Sedangkan aku, hanya menganggukan kepala yang berarti aku setuju dan tidak mau ambil pusing dengan hal tersebut. Walaupun sebenarnya di dalam otakku sedang berfikir keras bagaimana caranya untuk mendapatkan  uang dalam waktu yang singkat. 

Saat itu di dalam dompetku  tidak ada uang satu rupiahpun dan yang tersisa hanyalah kertas-kertas nota, dan kartu pelajar yang membuat dompetku terlihat sedikit berisi. Aku pun mencari solusi untuk menggemukkan kembali dompetku .

Keesokan harinya, ketika aku hendak mengambil handuk di halaman belakang rumah, aku melihat beberapa aki motor yang sudah soak berjejer di sudut gudang. Tak jauh dari situ, terdapat pula potongan-potongan besi dari knalpot bekas yang sudah berkarat. 

Melihat hal itu, tiba-tiba sebuah Ide gila muncul dalam otakku. Ya, mungkin kau bisa menebak apa yang akan aku lakukan. Tepat sekali, aku akan menjual aki-aki soak beserta potongan-potongan besi itu. Dan itu artinya, aku sudah menemukan solusi yang mujarab untuk mengakhiri masa paceklik di dompetku. Tanpa berfikir panjang, aku bergegas mandi dan kemudian langsung melakukan pergerakan bawah tanah. 

Aku mengendap-endap seperti maling sembari memasukkan potongan besi dan aki-aki itu ke dalam karung. Jika saja ayahku sampai tahu ulahku kali ini, bisa murka dia. Aki-aki yang telah lama dikumpulkannya, aku jual begitu saja tanpa permisi. Tapi ya sudahlah, mau bagaimana lagi. Hanya ini yang bisa kulakukan dalam keadaan yang mendesak seperti ini, karena aku sudah tidak tega melihat dompetku terus menderita. Kalaupun aku meminta uang secara baik-baik ke ayahku, itu sama saja seperti menanam padi di tengah gurun pasir, tidak akan ada hasilnya. Aku hanya berharap nanti ketika ia tahu dengan kelakuan ku kali ini, dia bisa memakluminya. 

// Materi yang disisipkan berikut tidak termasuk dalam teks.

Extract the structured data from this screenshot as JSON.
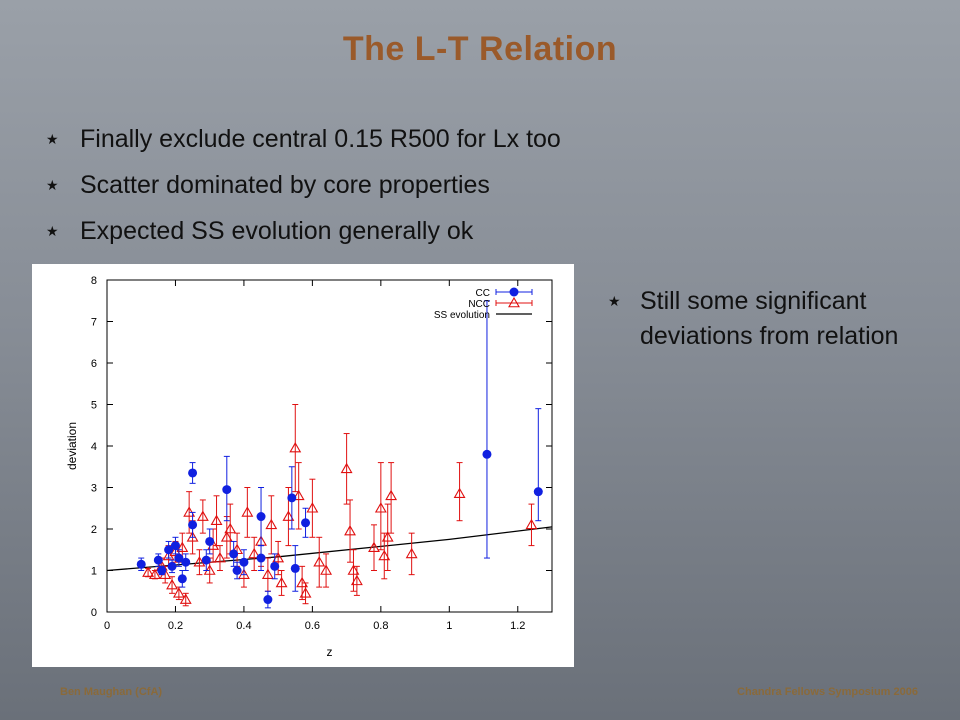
{
  "title": "The L-T Relation",
  "bullets": [
    "Finally exclude central 0.15 R500 for Lx too",
    "Scatter dominated by core properties",
    "Expected SS evolution generally ok"
  ],
  "side_bullets": [
    "Still some significant deviations from relation"
  ],
  "footer": {
    "left": "Ben Maughan (CfA)",
    "right": "Chandra Fellows Symposium 2006"
  },
  "colors": {
    "title": "#9a5a2a",
    "cc": "#1020e0",
    "ncc": "#e01010",
    "ss": "#000000"
  },
  "chart_data": {
    "type": "scatter",
    "xlabel": "z",
    "ylabel": "deviation",
    "xlim": [
      0,
      1.3
    ],
    "ylim": [
      0,
      8
    ],
    "xticks": [
      0,
      0.2,
      0.4,
      0.6,
      0.8,
      1,
      1.2
    ],
    "xtick_labels": [
      "0",
      "0.2",
      "0.4",
      "0.6",
      "0.8",
      "1",
      "1.2"
    ],
    "yticks": [
      0,
      1,
      2,
      3,
      4,
      5,
      6,
      7,
      8
    ],
    "legend_position": "top-right",
    "series": [
      {
        "name": "CC",
        "marker": "circle",
        "points": [
          {
            "x": 0.1,
            "y": 1.15,
            "lo": 1.0,
            "hi": 1.3
          },
          {
            "x": 0.15,
            "y": 1.25,
            "lo": 1.1,
            "hi": 1.4
          },
          {
            "x": 0.16,
            "y": 1.0,
            "lo": 0.9,
            "hi": 1.1
          },
          {
            "x": 0.18,
            "y": 1.5,
            "lo": 1.3,
            "hi": 1.7
          },
          {
            "x": 0.19,
            "y": 1.1,
            "lo": 0.95,
            "hi": 1.25
          },
          {
            "x": 0.2,
            "y": 1.6,
            "lo": 1.4,
            "hi": 1.8
          },
          {
            "x": 0.21,
            "y": 1.3,
            "lo": 1.1,
            "hi": 1.5
          },
          {
            "x": 0.22,
            "y": 0.8,
            "lo": 0.6,
            "hi": 1.0
          },
          {
            "x": 0.23,
            "y": 1.2,
            "lo": 1.0,
            "hi": 1.4
          },
          {
            "x": 0.25,
            "y": 3.35,
            "lo": 3.1,
            "hi": 3.6
          },
          {
            "x": 0.25,
            "y": 2.1,
            "lo": 1.8,
            "hi": 2.4
          },
          {
            "x": 0.29,
            "y": 1.25,
            "lo": 1.0,
            "hi": 1.5
          },
          {
            "x": 0.3,
            "y": 1.7,
            "lo": 1.4,
            "hi": 2.0
          },
          {
            "x": 0.35,
            "y": 2.95,
            "lo": 2.2,
            "hi": 3.75
          },
          {
            "x": 0.37,
            "y": 1.4,
            "lo": 1.1,
            "hi": 1.7
          },
          {
            "x": 0.38,
            "y": 1.0,
            "lo": 0.8,
            "hi": 1.2
          },
          {
            "x": 0.4,
            "y": 1.2,
            "lo": 0.9,
            "hi": 1.5
          },
          {
            "x": 0.45,
            "y": 2.3,
            "lo": 1.6,
            "hi": 3.0
          },
          {
            "x": 0.45,
            "y": 1.3,
            "lo": 1.0,
            "hi": 1.6
          },
          {
            "x": 0.47,
            "y": 0.3,
            "lo": 0.1,
            "hi": 0.5
          },
          {
            "x": 0.49,
            "y": 1.1,
            "lo": 0.8,
            "hi": 1.4
          },
          {
            "x": 0.54,
            "y": 2.75,
            "lo": 2.0,
            "hi": 3.5
          },
          {
            "x": 0.55,
            "y": 1.05,
            "lo": 0.5,
            "hi": 1.6
          },
          {
            "x": 0.58,
            "y": 2.15,
            "lo": 1.8,
            "hi": 2.5
          },
          {
            "x": 1.11,
            "y": 3.8,
            "lo": 1.3,
            "hi": 7.5
          },
          {
            "x": 1.26,
            "y": 2.9,
            "lo": 2.2,
            "hi": 4.9
          }
        ]
      },
      {
        "name": "NCC",
        "marker": "triangle",
        "points": [
          {
            "x": 0.12,
            "y": 0.95,
            "lo": 0.85,
            "hi": 1.05
          },
          {
            "x": 0.14,
            "y": 0.9,
            "lo": 0.8,
            "hi": 1.0
          },
          {
            "x": 0.16,
            "y": 1.1,
            "lo": 0.9,
            "hi": 1.3
          },
          {
            "x": 0.17,
            "y": 0.9,
            "lo": 0.7,
            "hi": 1.1
          },
          {
            "x": 0.18,
            "y": 1.35,
            "lo": 1.1,
            "hi": 1.6
          },
          {
            "x": 0.19,
            "y": 0.65,
            "lo": 0.45,
            "hi": 0.85
          },
          {
            "x": 0.2,
            "y": 1.45,
            "lo": 1.2,
            "hi": 1.7
          },
          {
            "x": 0.21,
            "y": 0.45,
            "lo": 0.3,
            "hi": 0.6
          },
          {
            "x": 0.22,
            "y": 1.55,
            "lo": 1.2,
            "hi": 1.9
          },
          {
            "x": 0.23,
            "y": 0.3,
            "lo": 0.15,
            "hi": 0.45
          },
          {
            "x": 0.24,
            "y": 2.4,
            "lo": 1.9,
            "hi": 2.9
          },
          {
            "x": 0.25,
            "y": 1.8,
            "lo": 1.4,
            "hi": 2.2
          },
          {
            "x": 0.27,
            "y": 1.2,
            "lo": 0.9,
            "hi": 1.5
          },
          {
            "x": 0.28,
            "y": 2.3,
            "lo": 1.9,
            "hi": 2.7
          },
          {
            "x": 0.3,
            "y": 1.0,
            "lo": 0.7,
            "hi": 1.3
          },
          {
            "x": 0.31,
            "y": 1.6,
            "lo": 1.2,
            "hi": 2.0
          },
          {
            "x": 0.32,
            "y": 2.2,
            "lo": 1.6,
            "hi": 2.8
          },
          {
            "x": 0.33,
            "y": 1.3,
            "lo": 1.0,
            "hi": 1.6
          },
          {
            "x": 0.35,
            "y": 1.8,
            "lo": 1.3,
            "hi": 2.3
          },
          {
            "x": 0.36,
            "y": 2.0,
            "lo": 1.4,
            "hi": 2.6
          },
          {
            "x": 0.38,
            "y": 1.5,
            "lo": 1.1,
            "hi": 1.9
          },
          {
            "x": 0.4,
            "y": 0.9,
            "lo": 0.6,
            "hi": 1.2
          },
          {
            "x": 0.41,
            "y": 2.4,
            "lo": 1.8,
            "hi": 3.0
          },
          {
            "x": 0.43,
            "y": 1.4,
            "lo": 1.0,
            "hi": 1.8
          },
          {
            "x": 0.45,
            "y": 1.7,
            "lo": 1.1,
            "hi": 2.3
          },
          {
            "x": 0.47,
            "y": 0.9,
            "lo": 0.5,
            "hi": 1.3
          },
          {
            "x": 0.48,
            "y": 2.1,
            "lo": 1.4,
            "hi": 2.8
          },
          {
            "x": 0.5,
            "y": 1.3,
            "lo": 0.9,
            "hi": 1.7
          },
          {
            "x": 0.51,
            "y": 0.7,
            "lo": 0.4,
            "hi": 1.0
          },
          {
            "x": 0.53,
            "y": 2.3,
            "lo": 1.6,
            "hi": 3.0
          },
          {
            "x": 0.55,
            "y": 3.95,
            "lo": 2.9,
            "hi": 5.0
          },
          {
            "x": 0.56,
            "y": 2.8,
            "lo": 2.0,
            "hi": 3.6
          },
          {
            "x": 0.57,
            "y": 0.7,
            "lo": 0.3,
            "hi": 1.1
          },
          {
            "x": 0.58,
            "y": 0.45,
            "lo": 0.2,
            "hi": 0.7
          },
          {
            "x": 0.6,
            "y": 2.5,
            "lo": 1.8,
            "hi": 3.2
          },
          {
            "x": 0.62,
            "y": 1.2,
            "lo": 0.6,
            "hi": 1.8
          },
          {
            "x": 0.64,
            "y": 1.0,
            "lo": 0.6,
            "hi": 1.4
          },
          {
            "x": 0.7,
            "y": 3.45,
            "lo": 2.6,
            "hi": 4.3
          },
          {
            "x": 0.71,
            "y": 1.95,
            "lo": 1.2,
            "hi": 2.7
          },
          {
            "x": 0.72,
            "y": 1.0,
            "lo": 0.5,
            "hi": 1.5
          },
          {
            "x": 0.73,
            "y": 0.75,
            "lo": 0.4,
            "hi": 1.1
          },
          {
            "x": 0.78,
            "y": 1.55,
            "lo": 1.0,
            "hi": 2.1
          },
          {
            "x": 0.8,
            "y": 2.5,
            "lo": 1.5,
            "hi": 3.6
          },
          {
            "x": 0.81,
            "y": 1.35,
            "lo": 0.8,
            "hi": 1.9
          },
          {
            "x": 0.82,
            "y": 1.8,
            "lo": 1.0,
            "hi": 2.6
          },
          {
            "x": 0.83,
            "y": 2.8,
            "lo": 1.9,
            "hi": 3.6
          },
          {
            "x": 0.89,
            "y": 1.4,
            "lo": 0.9,
            "hi": 1.9
          },
          {
            "x": 1.03,
            "y": 2.85,
            "lo": 2.2,
            "hi": 3.6
          },
          {
            "x": 1.24,
            "y": 2.1,
            "lo": 1.6,
            "hi": 2.6
          }
        ]
      },
      {
        "name": "SS evolution",
        "marker": "line",
        "points": [
          {
            "x": 0,
            "y": 1.0
          },
          {
            "x": 0.5,
            "y": 1.33
          },
          {
            "x": 1.0,
            "y": 1.75
          },
          {
            "x": 1.3,
            "y": 2.05
          }
        ]
      }
    ]
  }
}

Aku lekas menuju tempat pengepul untuk menjual aki-aki dan potongan besi itu. Kami melakukan tawar menawar sampai terjadi kesepakatan harga. Begitu harga pas, aku langsung tancap gas. Dompetku kini terlihat gemuk kembali, pertanda masa paceklik yang melanda telah berakhir. Krisis moneter ku kali ini dapat teratasi berkat strategi ekonomi "Jubebu", jual besi buruk.

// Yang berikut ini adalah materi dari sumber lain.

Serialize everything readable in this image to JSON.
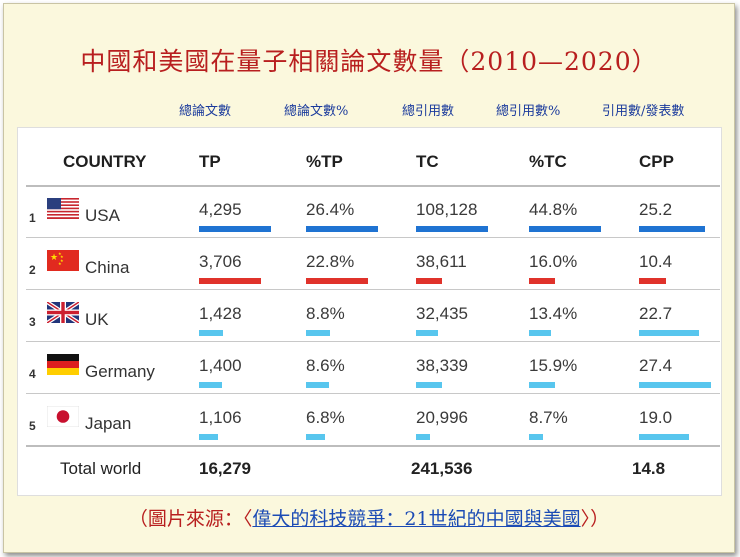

Segera kusampaikan kabar gembira ini kepada teman-temanku lewat grup BBM. Mereka menanggapi dengan respon yang positif. Gembul mengusulkan agar malam ini Keraton mengadakan pertemuan untuk membahas rencana kami untuk pergi ke Pkp. Para ningrat keraton mengiyakan usulan itu.

Pada malamnya, kami sudah berkumpul di rumah Langit. Kopi dan beberapa cemilan telah tersaji dengan rapi di ruang tamu. Buluk membuka suara memulai persidangan untuk menentukan waktu keberangkatan. Masing-masing dari kami melontarkan argumen. 

Pinho berkata ia tidak bisa pergi bersama dengan kami dikarenakan besok pagi ia harus pergi ke Pkp karena ada acara keluarga. Begitupun Madi, ia juga nanti akan mengunjungi rumah neneknya yang ada di Simpang Katis. Namun mereka tetap bisa menyusul kami bila kami telah tiba di Pkp. Tinggalah Buluk, Langit, Gembul, Apri, dan aku yang tersisa untuk menyepakati tanggal keberangkatan. Lalu kami sepakat untuk pergi ke Pkp 3 hari lagi, yaitu hari Rabu. Untuk masalah kendaraan, aku, Buluk, dan Apri yang akan membawa motor. Akhirnya, sidang telah usai dan kesepakatan sudah tercapai.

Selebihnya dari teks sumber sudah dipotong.